The SaaStr piece making rounds right now has a thesis that's hard to argue with: AI agents don't have bad days, don't need onboarding, don't ghost you after three interviews, and don't require a 45-minute sync to confirm they understood the brief. They're just... easier. And the author's right to be worried about what that means by 2027.
But the framing is off. The question isn't whether AI agents are easier to work with than humans. The question is what role humans play once agents become the default operator.
The Friction Was the Point
Here's what gets lost in the "AI is easier" narrative: a lot of what made working with humans annoying was also what made it useful. A contractor who pushes back on your spec has probably seen this problem before. A freelance researcher who asks a clarifying question you didn't anticipate is catching a flaw in your thinking. The friction wasn't a bug.
AI agents don't push back. They execute. That's genuinely useful for a class of tasks where you want fast, consistent, low-variance output. But it creates a different problem: you get exactly what you asked for, not what you needed. And if no human is in the loop, you might not find out the difference until it's expensive.
The SaaStr concern about 2027 is really about what happens when companies optimize entirely for the easier path. When every workflow defaults to agents and human judgment gets routed out of the process entirely, you don't just lose jobs. You lose error-correction.
What AI Agents Are Actually Bad At
Agents are bad at judgment calls that require lived context. They're bad at knowing when to stop. They're bad at recognizing that the task itself is wrong. A well-prompted agent will confidently complete a flawed assignment. A competent human will tell you the assignment is flawed.
They're also bad at anything that requires physical presence, trust built over time, local knowledge, or improvisation under ambiguity. Not because the models aren't capable enough yet, but because those things require being a person in the world.

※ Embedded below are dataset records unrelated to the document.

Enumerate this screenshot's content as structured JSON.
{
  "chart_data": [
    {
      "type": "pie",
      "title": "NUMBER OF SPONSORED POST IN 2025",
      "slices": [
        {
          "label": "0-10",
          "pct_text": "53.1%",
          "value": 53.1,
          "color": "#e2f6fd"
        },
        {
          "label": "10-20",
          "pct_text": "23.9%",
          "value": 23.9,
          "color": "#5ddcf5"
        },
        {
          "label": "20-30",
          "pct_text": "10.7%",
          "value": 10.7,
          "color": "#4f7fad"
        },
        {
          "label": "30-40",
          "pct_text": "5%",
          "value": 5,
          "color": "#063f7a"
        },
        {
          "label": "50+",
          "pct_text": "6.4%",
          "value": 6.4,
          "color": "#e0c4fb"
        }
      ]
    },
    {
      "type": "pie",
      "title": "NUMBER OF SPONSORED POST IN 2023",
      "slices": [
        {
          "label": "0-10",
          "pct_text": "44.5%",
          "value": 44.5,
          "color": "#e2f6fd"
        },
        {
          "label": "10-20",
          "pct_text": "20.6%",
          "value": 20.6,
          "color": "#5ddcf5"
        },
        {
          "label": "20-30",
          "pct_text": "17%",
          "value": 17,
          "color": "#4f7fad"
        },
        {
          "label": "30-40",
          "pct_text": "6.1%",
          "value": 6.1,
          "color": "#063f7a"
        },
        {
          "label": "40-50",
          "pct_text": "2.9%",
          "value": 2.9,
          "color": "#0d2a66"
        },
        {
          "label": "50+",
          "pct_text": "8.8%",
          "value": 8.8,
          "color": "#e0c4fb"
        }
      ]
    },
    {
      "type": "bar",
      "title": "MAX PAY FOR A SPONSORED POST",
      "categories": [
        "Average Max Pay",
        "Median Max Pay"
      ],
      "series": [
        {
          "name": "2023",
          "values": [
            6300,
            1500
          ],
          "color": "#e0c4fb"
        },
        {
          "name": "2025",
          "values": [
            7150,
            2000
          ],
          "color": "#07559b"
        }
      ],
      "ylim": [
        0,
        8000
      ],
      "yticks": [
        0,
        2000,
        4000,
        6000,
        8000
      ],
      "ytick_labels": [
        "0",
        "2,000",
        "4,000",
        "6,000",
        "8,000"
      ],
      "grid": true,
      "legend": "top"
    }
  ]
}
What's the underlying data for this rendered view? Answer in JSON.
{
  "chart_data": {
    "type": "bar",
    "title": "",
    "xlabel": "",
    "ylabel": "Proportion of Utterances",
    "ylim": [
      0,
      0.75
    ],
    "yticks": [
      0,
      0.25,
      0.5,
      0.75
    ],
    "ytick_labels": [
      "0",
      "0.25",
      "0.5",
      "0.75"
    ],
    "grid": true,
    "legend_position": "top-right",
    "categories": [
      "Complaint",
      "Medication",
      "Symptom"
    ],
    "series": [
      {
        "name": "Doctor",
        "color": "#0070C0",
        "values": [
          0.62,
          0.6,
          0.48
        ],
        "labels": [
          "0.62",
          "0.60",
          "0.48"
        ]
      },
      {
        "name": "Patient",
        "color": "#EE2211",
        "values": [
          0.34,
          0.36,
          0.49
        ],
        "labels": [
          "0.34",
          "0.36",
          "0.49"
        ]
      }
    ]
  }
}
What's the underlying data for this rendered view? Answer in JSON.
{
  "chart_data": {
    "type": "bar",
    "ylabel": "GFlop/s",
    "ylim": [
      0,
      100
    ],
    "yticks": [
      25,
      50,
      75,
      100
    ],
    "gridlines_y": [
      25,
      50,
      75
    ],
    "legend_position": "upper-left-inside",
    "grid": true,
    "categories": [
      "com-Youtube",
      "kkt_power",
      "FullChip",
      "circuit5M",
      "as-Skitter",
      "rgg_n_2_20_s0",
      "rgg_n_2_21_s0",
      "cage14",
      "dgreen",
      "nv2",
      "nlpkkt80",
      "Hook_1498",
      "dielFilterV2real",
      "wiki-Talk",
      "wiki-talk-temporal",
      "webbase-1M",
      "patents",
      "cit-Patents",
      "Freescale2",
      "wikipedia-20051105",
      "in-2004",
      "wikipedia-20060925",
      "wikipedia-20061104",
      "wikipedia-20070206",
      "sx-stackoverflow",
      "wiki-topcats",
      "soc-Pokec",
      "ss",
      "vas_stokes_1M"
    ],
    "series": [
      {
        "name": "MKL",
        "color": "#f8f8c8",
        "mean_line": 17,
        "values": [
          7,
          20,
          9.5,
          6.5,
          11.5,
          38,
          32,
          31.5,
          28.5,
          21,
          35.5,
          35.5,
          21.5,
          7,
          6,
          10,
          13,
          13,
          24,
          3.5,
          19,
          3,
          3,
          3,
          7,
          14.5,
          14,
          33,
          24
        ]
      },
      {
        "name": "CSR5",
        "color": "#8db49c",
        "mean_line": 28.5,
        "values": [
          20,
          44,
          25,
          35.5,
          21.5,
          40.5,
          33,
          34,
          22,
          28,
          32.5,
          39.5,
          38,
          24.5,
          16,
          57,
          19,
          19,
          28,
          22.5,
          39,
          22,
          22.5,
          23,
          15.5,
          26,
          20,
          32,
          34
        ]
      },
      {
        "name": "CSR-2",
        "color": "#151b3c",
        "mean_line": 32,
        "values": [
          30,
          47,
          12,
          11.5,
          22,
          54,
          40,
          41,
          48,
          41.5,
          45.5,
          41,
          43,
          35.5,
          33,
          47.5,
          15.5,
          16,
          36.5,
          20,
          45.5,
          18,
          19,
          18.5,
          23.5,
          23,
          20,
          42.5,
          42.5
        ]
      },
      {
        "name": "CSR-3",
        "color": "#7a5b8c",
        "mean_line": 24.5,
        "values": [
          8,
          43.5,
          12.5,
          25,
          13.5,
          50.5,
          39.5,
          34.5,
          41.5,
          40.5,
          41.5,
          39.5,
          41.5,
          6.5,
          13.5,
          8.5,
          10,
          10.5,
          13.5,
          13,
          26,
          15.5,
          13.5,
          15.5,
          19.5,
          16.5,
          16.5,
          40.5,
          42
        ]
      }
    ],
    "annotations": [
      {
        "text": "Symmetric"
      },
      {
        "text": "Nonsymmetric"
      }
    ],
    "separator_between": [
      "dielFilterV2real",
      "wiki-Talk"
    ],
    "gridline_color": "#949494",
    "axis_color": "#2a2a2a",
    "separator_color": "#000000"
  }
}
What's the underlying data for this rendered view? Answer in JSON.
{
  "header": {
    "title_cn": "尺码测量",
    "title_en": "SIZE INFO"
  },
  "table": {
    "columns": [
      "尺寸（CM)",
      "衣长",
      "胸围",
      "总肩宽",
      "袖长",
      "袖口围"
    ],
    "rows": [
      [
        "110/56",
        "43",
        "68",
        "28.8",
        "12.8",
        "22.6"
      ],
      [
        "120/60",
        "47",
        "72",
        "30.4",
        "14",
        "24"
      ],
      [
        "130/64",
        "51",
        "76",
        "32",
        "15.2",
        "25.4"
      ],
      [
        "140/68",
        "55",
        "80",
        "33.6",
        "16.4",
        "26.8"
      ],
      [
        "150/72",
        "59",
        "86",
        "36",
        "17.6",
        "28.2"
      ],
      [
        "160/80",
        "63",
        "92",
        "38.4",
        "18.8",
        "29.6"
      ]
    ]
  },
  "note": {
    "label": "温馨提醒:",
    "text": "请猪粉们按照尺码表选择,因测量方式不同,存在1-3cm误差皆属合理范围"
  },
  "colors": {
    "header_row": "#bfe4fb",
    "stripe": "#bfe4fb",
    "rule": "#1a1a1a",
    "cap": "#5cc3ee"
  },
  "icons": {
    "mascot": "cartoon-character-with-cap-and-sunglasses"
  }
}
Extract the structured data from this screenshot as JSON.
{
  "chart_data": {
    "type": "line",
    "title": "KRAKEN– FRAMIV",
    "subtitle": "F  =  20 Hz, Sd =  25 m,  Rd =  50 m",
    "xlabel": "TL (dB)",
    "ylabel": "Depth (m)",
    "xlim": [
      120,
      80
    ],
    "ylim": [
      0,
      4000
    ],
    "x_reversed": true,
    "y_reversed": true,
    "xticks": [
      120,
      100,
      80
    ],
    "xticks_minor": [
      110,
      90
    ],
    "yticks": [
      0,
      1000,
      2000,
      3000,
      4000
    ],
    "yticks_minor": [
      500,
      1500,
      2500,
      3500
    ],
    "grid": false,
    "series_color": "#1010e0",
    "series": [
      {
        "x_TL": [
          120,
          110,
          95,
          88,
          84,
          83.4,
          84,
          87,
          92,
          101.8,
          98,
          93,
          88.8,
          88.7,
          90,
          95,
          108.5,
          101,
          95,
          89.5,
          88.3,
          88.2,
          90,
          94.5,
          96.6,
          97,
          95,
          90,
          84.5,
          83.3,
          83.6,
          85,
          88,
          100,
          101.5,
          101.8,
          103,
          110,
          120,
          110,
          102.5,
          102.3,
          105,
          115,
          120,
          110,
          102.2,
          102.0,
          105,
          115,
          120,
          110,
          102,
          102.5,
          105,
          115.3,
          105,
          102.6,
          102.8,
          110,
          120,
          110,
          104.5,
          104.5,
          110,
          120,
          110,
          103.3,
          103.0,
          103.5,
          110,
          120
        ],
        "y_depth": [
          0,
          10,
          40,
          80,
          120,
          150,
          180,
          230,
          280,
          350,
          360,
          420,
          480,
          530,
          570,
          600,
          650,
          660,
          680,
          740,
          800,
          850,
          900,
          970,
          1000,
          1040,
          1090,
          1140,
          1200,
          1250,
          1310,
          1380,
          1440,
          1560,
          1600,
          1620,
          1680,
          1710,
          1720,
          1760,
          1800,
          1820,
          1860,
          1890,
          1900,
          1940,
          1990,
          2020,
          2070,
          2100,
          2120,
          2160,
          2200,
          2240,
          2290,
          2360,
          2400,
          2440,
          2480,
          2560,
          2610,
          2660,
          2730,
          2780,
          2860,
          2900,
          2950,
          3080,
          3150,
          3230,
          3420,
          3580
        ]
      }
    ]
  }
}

Consider a scenario on Human Pages: an AI agent managing a content pipeline for a fast-growing B2B startup needs 40 interviews with mid-market CFOs conducted this quarter. Not transcribed, not summarized from existing sources. Actually conducted, with follow-up questions, with rapport, with the kind of probing that gets a CFO to say something they didn't plan to say. The agent posts the job. Fifteen vetted interviewers apply. They get paid in USDC when the interviews are delivered and verified. The agent doesn't try to do the interview itself. It knows it can't. That's not a workaround. That's accurate task allocation.
The "Easier" Trap
The risk in the SaaStr framing is that "easier" becomes the primary selection criterion. And if it does, companies will systematically underinvest in human judgment until they need it urgently and can't find it.
This has happened before with other types of expertise. Manufacturing companies offshored everything for cost, then spent a decade trying to rebuild domestic supply chain capability when they needed it. The institutional knowledge left with the workers. You can't easily reconstitute that.
The same dynamic applies to cognitive work. If companies spend 2025 and 2026 routing humans out of every workflow that an agent can technically handle, they'll arrive at 2027 with agents running processes no one fully understands and a workforce that hasn't been kept sharp on the underlying judgment calls.
The Better Model Is Agents Hiring Humans
The more interesting question isn't "agents vs. humans." It's what happens when agents become the principal and humans become the specialist on-call.
Agents are already managing workflows with more complexity than any single human could track. They're orchestrating pipelines, monitoring outputs, making routing decisions in real time. The logical extension isn't that they replace human workers entirely. It's that they become the entity that identifies where human input is needed and procures it.
An agent that knows its own limits is actually more capable than one that tries to handle everything. The agent manages the 80% it handles well and brings in a human for the 20% that requires something it doesn't have. That's a better architecture than either "humans do everything" or "agents do everything."
Human Pages exists in that gap. Not as a platform where humans compete with AI for the same tasks, but as infrastructure for agents to access human capability when they need it. The agent posts the job, sets the spec, verifies the output. The human does the work that actually required a human.
2027 Isn't the Problem. 2026 Is.
The SaaStr worry about 2027 is legitimate, but the decisions being made right now are what create that outcome. Companies defaulting to agents not because they've thought carefully about task allocation, but because agents are cheaper and don't require HR paperwork. The gradual removal of human checkpoints from processes that need them. The slow degradation of skills that don't get used.
The answer isn't to make AI agents harder to work with. It's to build systems where agents and humans are doing different things, with agents directing human work rather than replacing it entirely.
The goal is an agent that knows when to hire a person. That's not a consolation prize for humans who lost the automation race. It's a more accurate model of how complex work actually gets done.
Easier isn't always better. Sometimes the hard thing is the right thing. The companies that figure that out before 2027 will be in a different position than the ones that optimized entirely for friction-free workflows and ended up with no one left who knows where the bodies are buried.